La fonction idéologique des initiatives de l’UDC a été sous-évaluée car même si l’UDC perd une votation elle gagne politiquement en introduisant son poison dans l’esprit des citoyens. Nous avons même vu des Suisses d’origine étrangère ou des étrangers justifier les motivations xénophobes. En cette époque de « disparition des idéologies » et de « manifestations identitaires », il est choquant de voir un fils de réfugié politique sensible à la propagande d’extrême-droite. Il y a pourtant des cas qui ont été médiatisés [3].

Mais si nous revenons à une compréhension socio-économique des phénomènes politiques et idéologiques, il n’est pas rare que des gens agissent à l’encontre de leur intérêt de classe.

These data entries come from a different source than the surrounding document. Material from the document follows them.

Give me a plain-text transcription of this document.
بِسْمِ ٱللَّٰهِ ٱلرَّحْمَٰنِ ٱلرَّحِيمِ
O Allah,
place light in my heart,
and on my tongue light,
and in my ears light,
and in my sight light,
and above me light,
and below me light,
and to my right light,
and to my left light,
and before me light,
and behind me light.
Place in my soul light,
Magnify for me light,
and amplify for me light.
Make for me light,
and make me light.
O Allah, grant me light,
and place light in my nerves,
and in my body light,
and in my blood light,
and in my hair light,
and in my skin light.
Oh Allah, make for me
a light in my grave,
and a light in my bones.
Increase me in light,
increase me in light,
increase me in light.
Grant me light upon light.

Dans le cas de la votation populaire « Stop à la spéculation sur les produits alimentaires », l’UDC a marché main dans la main avec le camp bourgeois [4] pour lutter contre l’initiative. Rien d’étonnant dans la mesure où derrière le faux dilemme entre les deux positions de droite, il y a un consensus néolibéral solide.

Cette initiative a mis en cause le système économique actuel qui exploite le Sud sous le contrôle financier du Nord. En fait, les deux objets de votation étaient très liés, par exemple stopper la spéculation sur les produits alimentaires permettrait une lutte plus efficace contre la faim et la misère, ce qui ferait indirectement baisser la pression des flux migratoires du Sud vers le Nord. Mais ce fut une occasion manquée car l’initiative de la Jeunesse socialiste n’a pas été utilisée pour contre-attaquer les positions populistes sur l’immigration.

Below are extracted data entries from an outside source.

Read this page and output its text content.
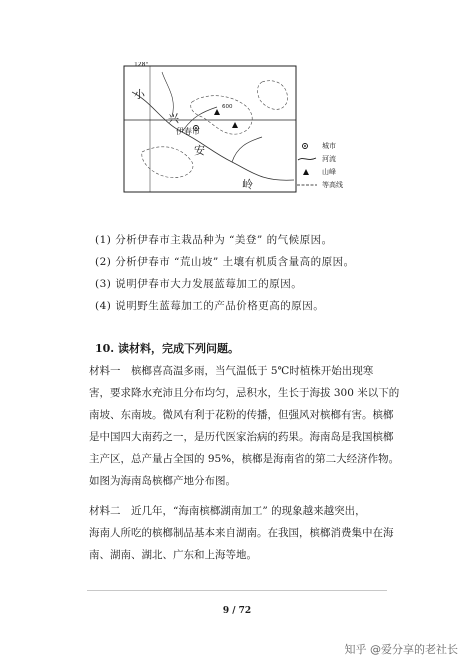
128°
小
兴
伊春市
安
岭
600
城市
河流
山峰
等高线
(1) 分析伊春市主栽品种为 “美登” 的气候原因。
(2) 分析伊春市 “荒山坡” 土壤有机质含量高的原因。
(3) 说明伊春市大力发展蓝莓加工的原因。
(4) 说明野生蓝莓加工的产品价格更高的原因。
10. 读材料，完成下列问题。
材料一　槟榔喜高温多雨，当气温低于 5℃时植株开始出现寒
害，要求降水充沛且分布均匀，忌积水，生长于海拔 300 米以下的
南坡、东南坡。微风有利于花粉的传播，但强风对槟榔有害。槟榔
是中国四大南药之一，是历代医家治病的药果。海南岛是我国槟榔
主产区，总产量占全国的 95%，槟榔是海南省的第二大经济作物。
如图为海南岛槟榔产地分布图。
材料二　近几年，“海南槟榔湖南加工” 的现象越来越突出，
海南人所吃的槟榔制品基本来自湖南。在我国，槟榔消费集中在海
南、湖南、湖北、广东和上海等地。
9 / 72
知乎 @爱分享的老社长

En conclusion, la défaite de l’UDC n’est pas catégorique parce que son discours n’a pas été invalidé par une lutte des idées. C’est juste un autre chapitre de la dispute pour le pouvoir entre deux frères jumeaux, les conservateurs d’un côté et les libéraux soutenus par la social-démocratie de l’autre.

Ils ont des personnalités différentes, mais défendent les mêmes intérêts économiques et géostratégiques. Le rôle des nouvelles générations de bi-nationaux, sensibilisés aux injustices et aux inégalités qui prévalent dans le Sud, est de souligner que notre pays de résidence participe pleinement dans ce système néocolonial et qu’il est impératif et juste de le changer définitivement.

Esteban Muñoz, pour Nouvelles générations Chili

Notes

[1] L’Union démocratique du centre (UDC) est le premier parti suisse. Il se situe à l’extrême-droite de l’échiquier politique. Aux dernières élections fédérales, il obtient 29,4% des suffrages et détient 2 sièges sur 7 au gouvernement fédéral.

[2] La Suisse dispose actuellement, outre la Convention AELE et l’accord de libre-échange avec l’UE, d’un réseau de 28 accords de libre-échange avec 38 partenaires en dehors de l’Union européenne (UE). Sur son site, le secrétariat à l’économie est très fier d’avoir été le premier pays européen à négocier un tel accord avec le Japon en 2009.

[3] Un jeune chilien, membre de l’UDC, s’est présenté aux dernières élections municipales dans le canton de Vaud. Il a expliqué au 20minutes : « J’ai fumé et dealé du cannabis jusqu’en 2015. Je suis un repenti qui défend l’initiative UDC pour le renvoi des criminels étrangers ».

[4] Le camp bourgeois est représenté par le Parti libéral-radical et le Parti démocrate-chrétien.